Open access multiplies the return on preserved data infrastructure
When the preserved data can be shared openly, the return documented in C-0031 compounds further, because openness converts preserved data into reuse at planet scale.
- Human Genome Project + genomics: Federal investment of $14.5B from 1988-2012; generated $965B in economic impact (E-0069, S-0111).
- Landsat Earth observation imagery: Pre-2008 closed-access policy — max 53 scenes/day downloaded; post-2008 open policy — 5,700 scenes/day, $25.6B/yr economic value (E-0061, S-0112). Same satellites; the access change unlocked the value.
- Protein Data Bank: 88% of 210 new FDA-approved drugs 2010-2016 facilitated by open PDB structures (S-0013a); 100% of 34 cancer drugs 2019-2023 (E-0050, S-0081).
- COVID-19: SARS-CoV-2 genome shared publicly January 10-11, 2020 via virological.org and GISAID; BioNTech Project Lightspeed launched January 27 (17 days later); Pfizer-BioNTech vaccines generated ~$1.9T in global economic value, part of $5.2T across all COVID-19 vaccines (E-0062, S-0113).
- EU FAIR cost: European Commission estimated cost of not having FAIR research data at minimum €10.2 billion per year across the EU (E-0072, S-0114).
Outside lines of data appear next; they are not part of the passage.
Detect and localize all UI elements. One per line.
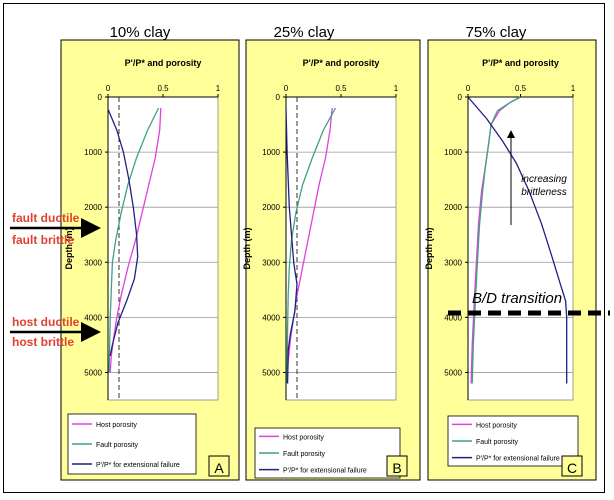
panel-a-y-tick-label: 2000 — [84, 203, 102, 212]
panel-c-plot-area — [467, 96, 574, 401]
panel-b-y-tick-label: 0 — [276, 93, 281, 102]
panel-a-y-label: Depth (m) — [64, 228, 74, 270]
panel-b-series-ppstar — [285, 107, 298, 384]
panel-letter-box — [386, 455, 408, 477]
bd-transition-label: B/D transition — [472, 290, 562, 307]
panel-c-y-label: Depth (m) — [424, 228, 434, 270]
host-brittle-label: host brittle — [12, 335, 74, 349]
panel-c-y-tick-label: 3000 — [444, 258, 462, 267]
legend-label-fault: Fault porosity — [283, 451, 326, 458]
panel-b: 0 0.5 1 0 1000 2000 3000 4000 5000 P'/P* and poro… — [242, 39, 421, 481]
panel-c-x-tick-label: 0.5 — [515, 84, 527, 93]
panel-letter-box — [561, 455, 583, 477]
panel-letter-text: A — [214, 460, 224, 476]
legend-label-host: Host porosity — [476, 422, 517, 429]
panel-b-x-tick-label: 0.5 — [335, 84, 347, 93]
panel-a-title: P'/P* and porosity — [125, 58, 202, 68]
panel-b-title: 25% clay — [273, 24, 335, 41]
panel-a-y-tick-label: 3000 — [84, 258, 102, 267]
legend-label-host: Host porosity — [96, 422, 137, 429]
panel-b-series-host — [286, 107, 333, 384]
panel-a-y-tick-label: 5000 — [84, 368, 102, 377]
panel-c-y-tick-label: 5000 — [444, 368, 462, 377]
panel-c-letter: C — [561, 455, 583, 477]
legend-label-ppstar: P'/P* for extensional failure — [283, 468, 367, 475]
panel-b-y-tick-label: 5000 — [262, 368, 280, 377]
panel-c-x-tick-label: 0 — [466, 84, 471, 93]
panel-a-x-tick-label: 1 — [216, 84, 221, 93]
panel-c-series-fault — [471, 96, 521, 384]
panel-b-letter: B — [386, 455, 408, 477]
fault-brittle-label: fault brittle — [12, 233, 74, 247]
legend-label-host: Host porosity — [283, 434, 324, 441]
panel-c-y-tick-label: 1000 — [444, 148, 462, 157]
panel-c-legend: Host porosity Fault porosity P'/P* for ext… — [447, 415, 579, 467]
panel-c-y-tick-label: 0 — [458, 93, 463, 102]
legend-label-fault: Fault porosity — [476, 439, 519, 446]
panel-b-y-tick-label: 2000 — [262, 203, 280, 212]
panel-a-x-tick-label: 0 — [106, 84, 111, 93]
panel-c-y-tick-label: 2000 — [444, 203, 462, 212]
legend-box — [254, 427, 401, 479]
panel-b-title: P'/P* and porosity — [303, 58, 380, 68]
panel-b-y-label: Depth (m) — [242, 228, 252, 270]
panel-a-title: 10% clay — [109, 24, 171, 41]
annotation-increasing: increasing — [521, 174, 567, 185]
panel-a-y-tick-label: 1000 — [84, 148, 102, 157]
legend-label-ppstar: P'/P* for extensional failure — [96, 462, 180, 469]
legend-label-ppstar: P'/P* for extensional failure — [476, 456, 560, 463]
panel-a-x-tick-label: 0.5 — [157, 84, 169, 93]
panel-b-y-tick-label: 1000 — [262, 148, 280, 157]
panel-b-x-tick-label: 1 — [394, 84, 399, 93]
panel-letter-text: B — [392, 460, 401, 476]
panel-letter-box — [208, 455, 230, 477]
panel-c-annotations: increasing brittleness B/D transition — [472, 130, 567, 307]
panel-c: 0 0.5 1 0 1000 2000 3000 4000 5000 P'/P* and poro… — [424, 39, 597, 481]
panel-c-title: P'/P* and porosity — [482, 58, 559, 68]
annotation-brittleness: brittleness — [521, 187, 567, 198]
panel-letter-text: C — [567, 460, 577, 476]
panel-c-y-tick-label: 4000 — [444, 313, 462, 322]
panel-a-y-tick-label: 0 — [98, 93, 103, 102]
panel-b-legend: Host porosity Fault porosity P'/P* for ext… — [254, 427, 401, 479]
panel-a: 0 0.5 1 0 1000 2000 3000 4000 5000 P'/P* and poro… — [60, 39, 240, 481]
panel-c-x-tick-label: 1 — [571, 84, 576, 93]
fault-ductile-label: fault ductile — [12, 211, 80, 225]
panel-b-y-tick-label: 3000 — [262, 258, 280, 267]
host-ductile-label: host ductile — [12, 315, 80, 329]
panel-a-series-ppstar — [107, 108, 139, 357]
panel-a-letter: A — [208, 455, 230, 477]
panel-a-y-tick-label: 4000 — [84, 313, 102, 322]
panel-a-series-fault — [108, 107, 160, 373]
panel-b-y-tick-label: 4000 — [262, 313, 280, 322]
legend-label-fault: Fault porosity — [96, 442, 139, 449]
panel-b-plot-area — [285, 96, 397, 401]
panel-c-series-ppstar — [467, 96, 568, 384]
panel-a-legend: Host porosity Fault porosity P'/P* for ext… — [67, 413, 197, 475]
panel-b-series-fault — [286, 107, 337, 384]
panel-a-plot-area — [107, 96, 219, 401]
panel-b-x-tick-label: 0 — [284, 84, 289, 93]
panel-c-title: 75% clay — [465, 24, 527, 41]
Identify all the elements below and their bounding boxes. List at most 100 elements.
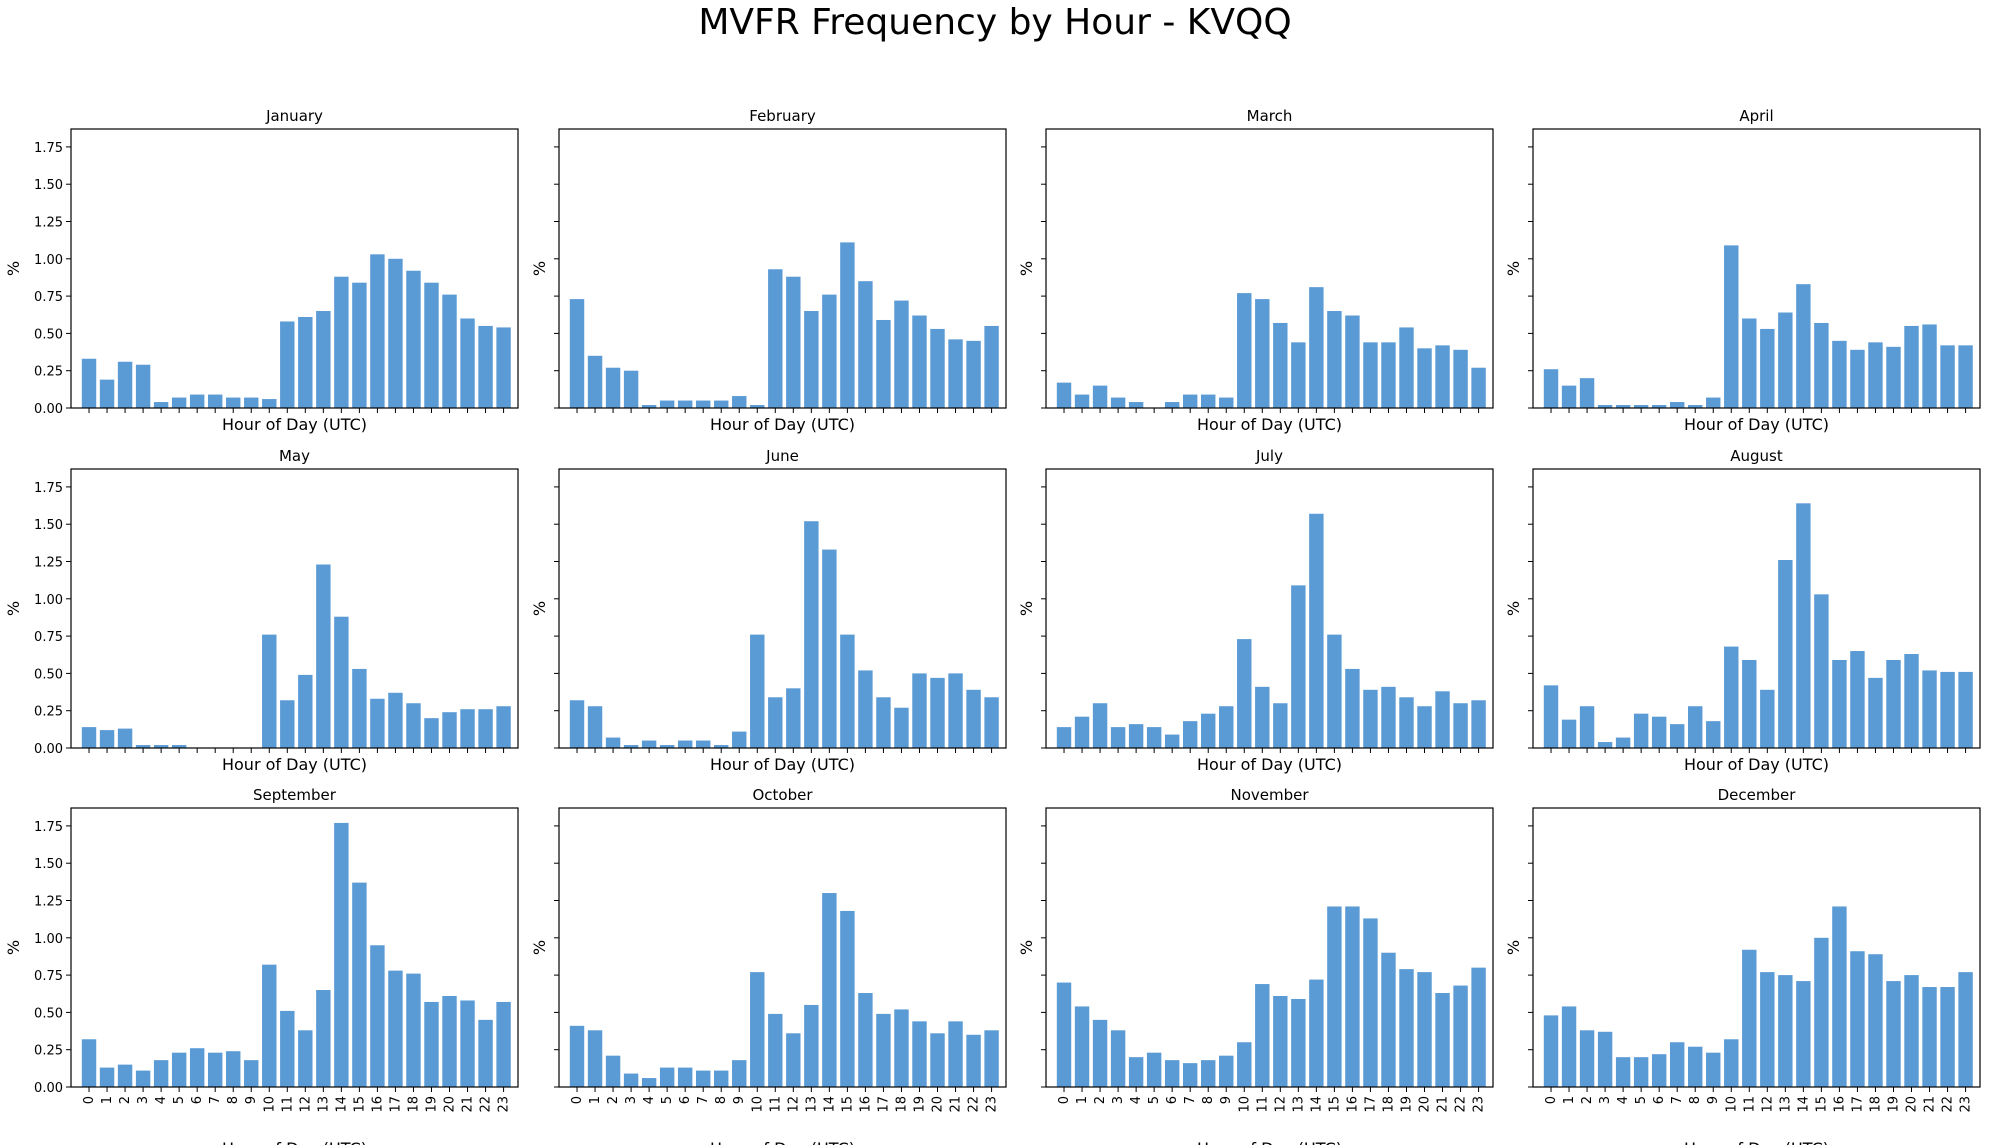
bar <box>1706 1052 1721 1087</box>
bar <box>822 294 837 408</box>
plot-frame <box>1532 468 1981 749</box>
bar <box>695 400 711 408</box>
x-tick-label: 9 <box>244 1096 259 1104</box>
x-tick-label: 8 <box>714 1096 729 1104</box>
bar <box>1056 727 1072 748</box>
bar <box>1706 397 1721 408</box>
x-axis-label: Hour of Day (UTC) <box>710 755 855 774</box>
bar <box>135 1070 151 1087</box>
subplot-title: February <box>749 107 816 125</box>
bar <box>207 394 223 408</box>
x-tick-label: 9 <box>1219 1096 1234 1104</box>
bar <box>750 634 765 748</box>
x-tick-label: 20 <box>443 1096 458 1113</box>
bar <box>171 1052 187 1087</box>
bar <box>1669 402 1685 408</box>
bar <box>1579 1030 1595 1087</box>
bar <box>81 358 97 408</box>
bar <box>1363 689 1378 748</box>
bar <box>1417 706 1432 748</box>
x-tick-label: 5 <box>172 1096 187 1104</box>
bar <box>1561 719 1577 748</box>
bar <box>1760 972 1775 1087</box>
bar <box>1922 670 1937 748</box>
bar <box>1345 668 1360 748</box>
bar <box>1219 1055 1234 1087</box>
bar <box>1904 325 1919 408</box>
subplot-title: October <box>752 786 813 804</box>
bar <box>840 242 855 408</box>
x-tick-label: 19 <box>912 1096 927 1113</box>
bar <box>623 370 639 408</box>
bar <box>370 698 385 748</box>
x-tick-label: 18 <box>1381 1096 1396 1113</box>
x-tick-label: 13 <box>804 1096 819 1113</box>
bar <box>605 1055 621 1087</box>
bar <box>1597 405 1613 408</box>
subplot-august: August Hour of Day (UTC)% <box>1504 447 1981 774</box>
y-axis-label: % <box>4 940 23 955</box>
bar <box>1724 1039 1739 1087</box>
bar <box>1850 951 1865 1087</box>
bar <box>1074 716 1090 748</box>
x-tick-label: 16 <box>858 1096 873 1113</box>
bar <box>1237 293 1252 408</box>
bar <box>496 327 511 408</box>
x-tick-label: 0 <box>1057 1096 1072 1104</box>
bar <box>587 355 603 408</box>
bar <box>1237 639 1252 748</box>
x-tick-label: 21 <box>461 1096 476 1113</box>
x-tick-label: 12 <box>1760 1096 1775 1113</box>
bar <box>1146 1052 1162 1087</box>
bar <box>1363 918 1378 1087</box>
bar <box>732 1060 747 1087</box>
x-tick-label: 15 <box>352 1096 367 1113</box>
bar <box>1399 327 1414 408</box>
plot-frame <box>70 468 519 749</box>
bar <box>641 740 657 748</box>
bar <box>1237 1042 1252 1087</box>
x-tick-label: 0 <box>570 1096 585 1104</box>
bar <box>1742 318 1757 408</box>
y-axis-label: % <box>530 601 549 616</box>
bar <box>1309 979 1324 1087</box>
bar <box>1435 691 1450 748</box>
y-tick-label: 0.25 <box>34 365 63 380</box>
bar <box>226 1051 241 1087</box>
bar <box>948 1021 963 1087</box>
bar <box>1110 727 1126 748</box>
bar <box>352 282 367 408</box>
bar <box>496 1001 511 1087</box>
x-tick-label: 2 <box>118 1096 133 1104</box>
x-axis-label: Hour of Day (UTC) <box>1684 755 1829 774</box>
bar <box>1435 993 1450 1087</box>
bar <box>930 328 945 408</box>
bar <box>876 1013 891 1087</box>
x-tick-label: 14 <box>822 1096 837 1113</box>
bar <box>822 893 837 1087</box>
bar <box>1182 1063 1198 1087</box>
bar <box>1850 651 1865 748</box>
bar <box>659 1067 675 1087</box>
bar <box>1597 742 1613 748</box>
bar <box>135 364 151 408</box>
bar <box>569 1025 585 1087</box>
bar <box>1633 405 1649 408</box>
bar <box>1868 677 1883 748</box>
bar <box>1074 1006 1090 1087</box>
x-tick-label: 22 <box>1941 1096 1956 1113</box>
bar <box>1381 686 1396 748</box>
y-axis-label: % <box>1017 261 1036 276</box>
plot-frame <box>1045 468 1494 749</box>
bar <box>1832 659 1847 748</box>
y-tick-label: 1.75 <box>34 481 63 496</box>
y-tick-label: 1.50 <box>34 178 63 193</box>
bar <box>677 740 693 748</box>
bar <box>1164 734 1180 748</box>
x-tick-label: 13 <box>316 1096 331 1113</box>
y-axis-label: % <box>1504 261 1523 276</box>
subplot-title: December <box>1718 786 1797 804</box>
plot-frame <box>1532 128 1981 409</box>
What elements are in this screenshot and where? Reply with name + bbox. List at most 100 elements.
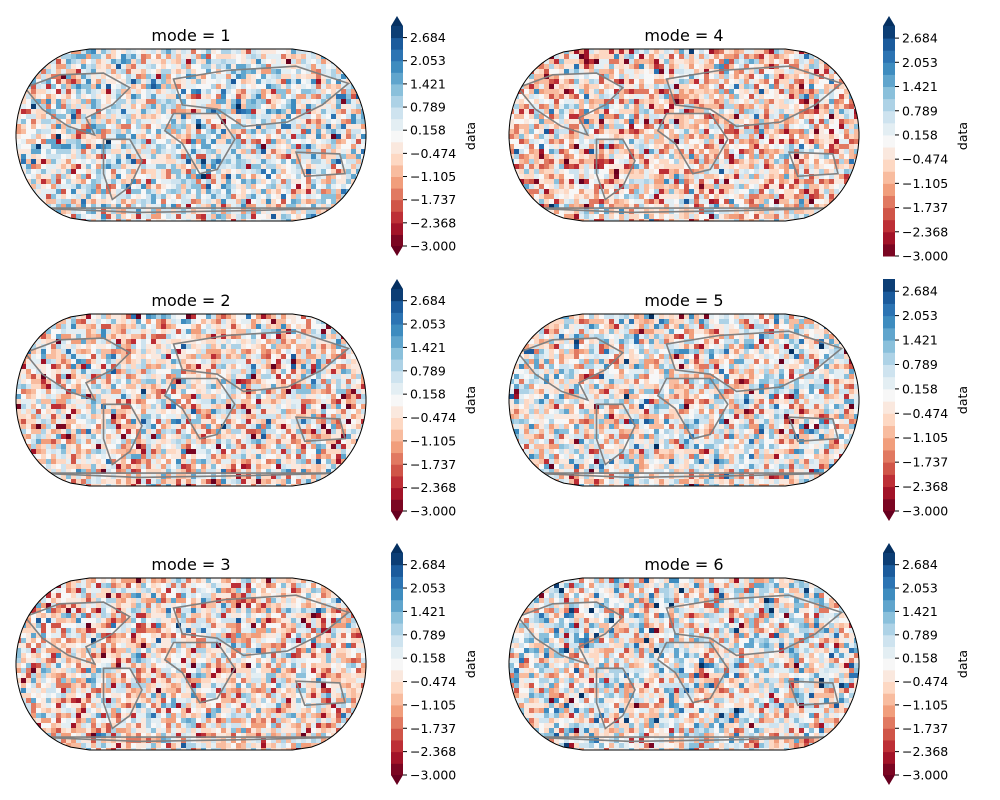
heatmap-cell bbox=[709, 144, 714, 149]
heatmap-cell bbox=[76, 109, 81, 114]
heatmap-cell bbox=[71, 204, 76, 209]
heatmap-cell bbox=[549, 94, 554, 99]
heatmap-cell bbox=[216, 84, 221, 89]
heatmap-cell bbox=[684, 164, 689, 169]
heatmap-cell bbox=[216, 169, 221, 174]
heatmap-cell bbox=[824, 219, 829, 221]
heatmap-cell bbox=[624, 49, 629, 54]
heatmap-cell bbox=[589, 134, 594, 139]
heatmap-cell bbox=[759, 74, 764, 79]
heatmap-cell bbox=[809, 154, 814, 159]
heatmap-cell bbox=[694, 129, 699, 134]
heatmap-cell bbox=[799, 154, 804, 159]
heatmap-cell bbox=[196, 109, 201, 114]
heatmap-cell bbox=[346, 194, 351, 199]
heatmap-cell bbox=[231, 79, 236, 84]
heatmap-cell bbox=[96, 54, 101, 59]
heatmap-cell bbox=[151, 179, 156, 184]
heatmap-cell bbox=[216, 129, 221, 134]
heatmap-cell bbox=[529, 94, 534, 99]
heatmap-cell bbox=[744, 194, 749, 199]
heatmap-cell bbox=[764, 159, 769, 164]
heatmap-cell bbox=[126, 219, 131, 221]
heatmap-cell bbox=[131, 129, 136, 134]
heatmap-cell bbox=[754, 84, 759, 89]
heatmap-cell bbox=[519, 154, 524, 159]
heatmap-cell bbox=[246, 159, 251, 164]
heatmap-cell bbox=[66, 214, 71, 219]
heatmap-cell bbox=[266, 184, 271, 189]
heatmap-cell bbox=[16, 204, 21, 209]
heatmap-cell bbox=[181, 124, 186, 129]
heatmap-cell bbox=[106, 164, 111, 169]
heatmap-cell bbox=[116, 59, 121, 64]
heatmap-cell bbox=[684, 214, 689, 219]
heatmap-cell bbox=[361, 94, 366, 99]
heatmap-cell bbox=[754, 94, 759, 99]
heatmap-cell bbox=[226, 129, 231, 134]
coastline bbox=[787, 151, 840, 178]
heatmap-cell bbox=[544, 109, 549, 114]
heatmap-cell bbox=[824, 79, 829, 84]
heatmap-cell bbox=[584, 104, 589, 109]
heatmap-cell bbox=[261, 184, 266, 189]
heatmap-cell bbox=[669, 54, 674, 59]
heatmap-cell bbox=[116, 99, 121, 104]
heatmap-cell bbox=[256, 54, 261, 59]
heatmap-cell bbox=[246, 74, 251, 79]
heatmap-cell bbox=[604, 74, 609, 79]
colorbar-tick-label: −0.474 bbox=[410, 146, 456, 161]
heatmap-cell bbox=[306, 69, 311, 74]
heatmap-cell bbox=[31, 164, 36, 169]
heatmap-cell bbox=[56, 174, 61, 179]
heatmap-cell bbox=[819, 139, 824, 144]
heatmap-cell bbox=[539, 214, 544, 219]
heatmap-cell bbox=[584, 79, 589, 84]
heatmap-cell bbox=[824, 129, 829, 134]
heatmap-cell bbox=[46, 54, 51, 59]
heatmap-cell bbox=[126, 144, 131, 149]
heatmap-cell bbox=[574, 69, 579, 74]
heatmap-cell bbox=[31, 119, 36, 124]
heatmap-cell bbox=[231, 189, 236, 194]
heatmap-cell bbox=[764, 154, 769, 159]
heatmap-cell bbox=[26, 74, 31, 79]
heatmap-cell bbox=[819, 104, 824, 109]
heatmap-cell bbox=[529, 84, 534, 89]
heatmap-cell bbox=[311, 114, 316, 119]
heatmap-cell bbox=[336, 189, 341, 194]
heatmap-cell bbox=[306, 164, 311, 169]
heatmap-cell bbox=[271, 154, 276, 159]
heatmap-cell bbox=[236, 204, 241, 209]
heatmap-cell bbox=[111, 184, 116, 189]
heatmap-cell bbox=[36, 84, 41, 89]
heatmap-cell bbox=[26, 204, 31, 209]
heatmap-cell bbox=[684, 204, 689, 209]
heatmap-cell bbox=[56, 219, 61, 221]
heatmap-cell bbox=[724, 99, 729, 104]
heatmap-cell bbox=[71, 94, 76, 99]
heatmap-cell bbox=[649, 69, 654, 74]
heatmap-cell bbox=[61, 64, 66, 69]
heatmap-cell bbox=[694, 219, 699, 221]
heatmap-cell bbox=[709, 59, 714, 64]
heatmap-cell bbox=[574, 49, 579, 54]
heatmap-cell bbox=[639, 79, 644, 84]
heatmap-cell bbox=[824, 89, 829, 94]
heatmap-cell bbox=[549, 84, 554, 89]
heatmap-cell bbox=[779, 89, 784, 94]
heatmap-cell bbox=[804, 184, 809, 189]
heatmap-cell bbox=[674, 164, 679, 169]
heatmap-cell bbox=[346, 174, 351, 179]
heatmap-cell bbox=[554, 154, 559, 159]
heatmap-cell bbox=[351, 194, 356, 199]
heatmap-cell bbox=[534, 69, 539, 74]
heatmap-cell bbox=[659, 179, 664, 184]
heatmap-cell bbox=[186, 69, 191, 74]
heatmap-cell bbox=[171, 199, 176, 204]
heatmap-cell bbox=[326, 179, 331, 184]
heatmap-cell bbox=[226, 124, 231, 129]
heatmap-cell bbox=[564, 139, 569, 144]
heatmap-cell bbox=[321, 134, 326, 139]
heatmap-cell bbox=[769, 74, 774, 79]
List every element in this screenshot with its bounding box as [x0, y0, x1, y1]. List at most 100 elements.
Distribution is an architecture for redundancy, not a policy on access. Three orthogonal techniques (client-side encryption, permissioned networks, content-addressing for integrity verification independent of access) compose: sensitive data participates in the same architecture as open data, with encryption and permission layers added on top. Health records (HIPAA), student data (FERPA), export-controlled research, and embargoed datasets each participate in this architecture today.
Resilient infrastructure delivers preservation that allows data to survive long enough for compounding use to materialize. Openness delivers the reuse that realizes the value. The investment in infrastructure pays off in both cases; the open-data multiplier compounds the return where the data can be opened.